From Brooke Gladstone’s new book, The Influencing Machine, via Slate:

U.S. newspapers try to build a wall between the editorial pages and the news pages. They have different editors. In the twentieth century, it was a fundamental tenet of journalism. Not so much in the twenty-first century.

Now entire cable news channels report the world through obvious political prisms.

Now websites that serve as primary news sources for many Americans make no secret of their ideological leanings.

The reason is the same as always. New technology gives rise to new business models. The model now emerging is based on tracking online behavior and targeting ads to individuals.

Just-the-facts journalism is now a commodity, available instantly anywhere – news aggregators, blogs, Twitter. The ‘exclusive scoop’ doesn’t really exist in the same way anymore. How can you keep a story exclusive when people immediately start talking about it and sharing it all over the web?

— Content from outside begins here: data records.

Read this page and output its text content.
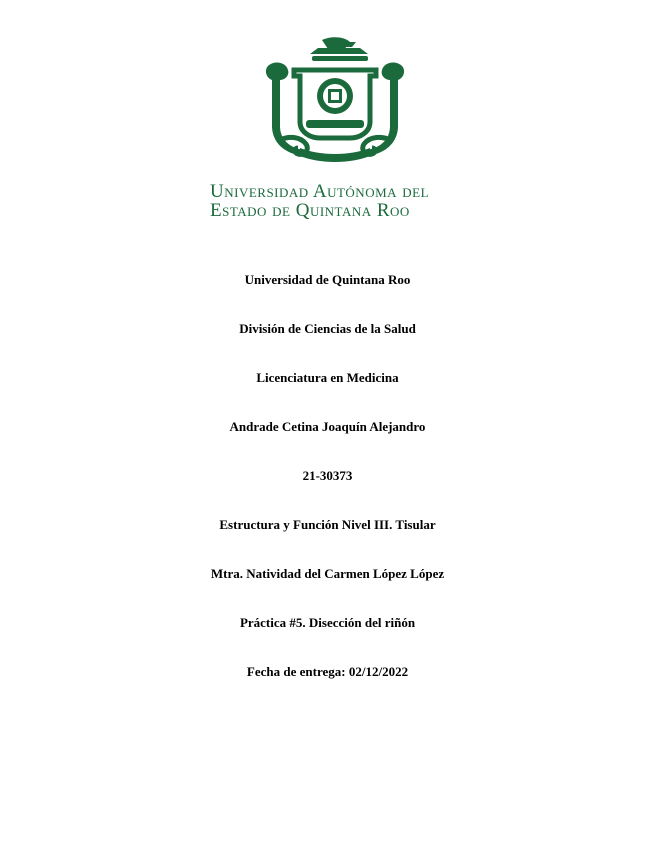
Universidad Autónoma del
Estado de Quintana Roo
Universidad de Quintana Roo
División de Ciencias de la Salud
Licenciatura en Medicina
Andrade Cetina Joaquín Alejandro
21-30373
Estructura y Función Nivel III. Tisular
Mtra. Natividad del Carmen López López
Práctica #5. Disección del riñón
Fecha de entrega: 02/12/2022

To build customer loyalty today, there needs to be a person behind the news – a person, and an opinion. That’s what differentiates one news source from another; that’s the USP. As readers, consumers, we don’t get attached to facts, but to interpretations, to worldviews.

And yes, it’s crucial that we don’t allow ourselves to be consumed by fundamentalism and blind ideology. But openness and intellectual rigor are cultivated on a personal level, not through the format of the evening news.

Update: Some corroborating sentiments, from Nate Silver’s lecture at the Columbia University Graduate School of Journalism:

One of the things that distinguishes (quote-unquote) new journalism from some of its more traditional forms is that the reader is really going to be looking for analysis, meaning, context, argument. Unless you come across some really fresh and proprietary information – it’s great to get a scoop, but it won’t happen very often – it’s not enough to just present the information verbatim. One of the flaws of political journalism, in fact, is that a lot of what amounts to spin is given authority by being reported at face value.

Instead, the reader is going to be asking you to develop a hypothesis, weigh the evidence, and come to some conclusion about it — it’s really very much analogous to the scientific method.